In Disk Management, it shows as "GPT Protective Partition." I suppose something in the partitioning has locked access except for the install of windows it was attached to in the previous machine.
Is there a way to bypass the lock, or, alternatively, is there something I can go back into the previous machine and do to the drive so that it won't be locked when I bring it to this one? I don't want to go through the trouble of reassembling that machine, but I had backed up all my important files to that drive.
 
Update: Tried all the suggestions. Still running into the same problem. The computer sees the drive there, but blocked out of options for making it readable or writable. The closest I've got is getting to the option of changing from GPT to MBR, but since the drive is almost 5 terabytes, it won't handle MBR without completely destroying info and starting over. It starts the process of changing the setting, then it stops and gives an error about needing to break the drive into more than 4 partitions. I'm trying to avoid wiping it out.

 
From what I understand of the link I posted. Your HD was "created" in an enterprise environment and what it's doing now is a protection to KEEP you from changing it. I would imagine that you need the program/device that created that protection to undo it.
 
mdd1963, yes, the enclosure has ac power.

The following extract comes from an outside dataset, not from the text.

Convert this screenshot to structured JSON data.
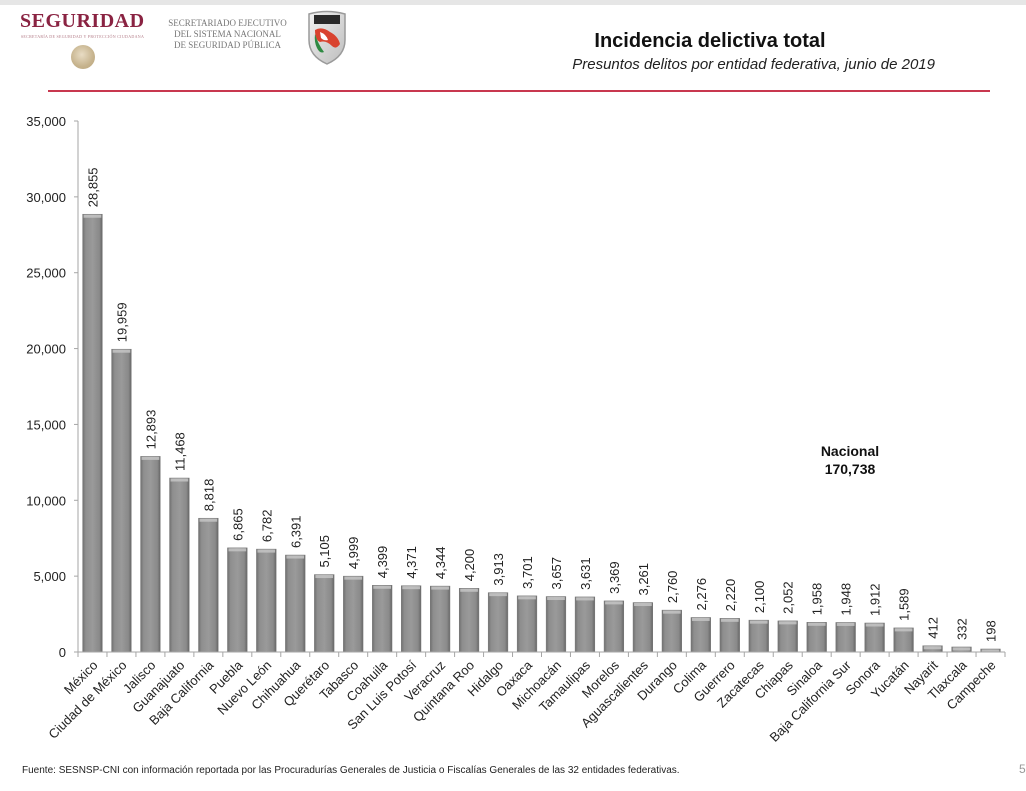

ROGG, I had thought about that, but I'm not sure if I have room inside the new pc for another hdd, and I really don't want to take that one apart. It may be where I end up going with it, though. I've built my own in the past, and I was trying to avoid putting my hands on the internals on this one because I always seem to mux something up in the process. I'm one of those guys with just enough computer knowledge to cause these kinds of problems for myself.
Right now, it's looking like the alternative to the last suggestion is to slowly back up all those files via thumb drives or the cloud.
 
punkncat, I have actually tried to change the settings on the old machine, but although it will let me read and write, it won't let me do anything else, other than wiping it and repartitioning. I'll explore a little more, but it's looking more and more like I'm stuck with a hard way out.